Share

Bab 3. Pindah ke Rumah Arman

Pernikahanku dengan Arman berjalan dengan lancar. Senyum bahagia terpancar jelas di wajah mereka. Sedangkan aku, aku hanya memamerkan senyum palsu untuk menutupi air mata kepedihan di hatiku. Arman, laki-laki yang sekarang sudah sah menjadi suamiku, terus memandangiku. Saat tatapan kami bertemu, ia akan tersenyum canggung padaku dan menjadi salah tingkah. Tingkahnya seperti anak abege yang sedang pendekatan dengan lawan jenisnya.

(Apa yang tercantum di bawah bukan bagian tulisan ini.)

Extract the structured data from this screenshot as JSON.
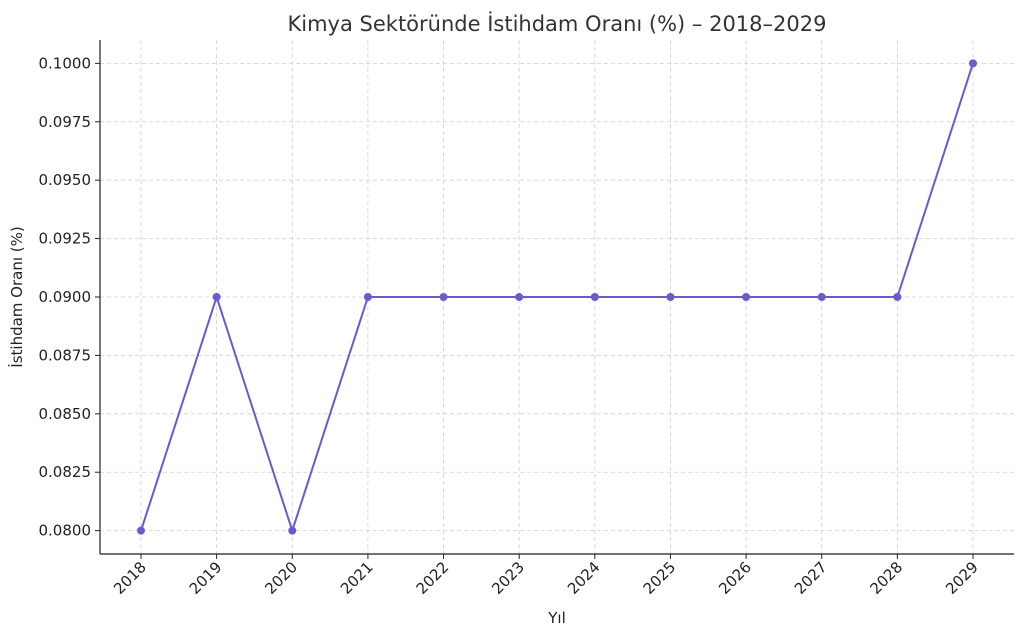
{
  "chart_data": {
    "type": "line",
    "title": "Kimya Sektöründe İstihdam Oranı (%) – 2018–2029",
    "xlabel": "Yıl",
    "ylabel": "İstihdam Oranı (%)",
    "x": [
      "2018",
      "2019",
      "2020",
      "2021",
      "2022",
      "2023",
      "2024",
      "2025",
      "2026",
      "2027",
      "2028",
      "2029"
    ],
    "series": [
      {
        "values": [
          0.08,
          0.09,
          0.08,
          0.09,
          0.09,
          0.09,
          0.09,
          0.09,
          0.09,
          0.09,
          0.09,
          0.1
        ],
        "color": "#6a5acd"
      }
    ],
    "yticks": [
      "0.0800",
      "0.0825",
      "0.0850",
      "0.0875",
      "0.0900",
      "0.0925",
      "0.0950",
      "0.0975",
      "0.1000"
    ],
    "ylim": [
      0.079,
      0.101
    ],
    "grid": true,
    "legend": "none"
  }
}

Setelah acara resepsi, Arman ingin membawaku ke Jakarta, tempat ia tinggal dan mencari nafkah selama ini. sebenarnya hatiku masih belum rela berpisah dengan ibu dan keluargaku yang lainnya. Namun, ibu mengatakan jika seorang istri itu harus mengikuti kemanapun suaminya pergi.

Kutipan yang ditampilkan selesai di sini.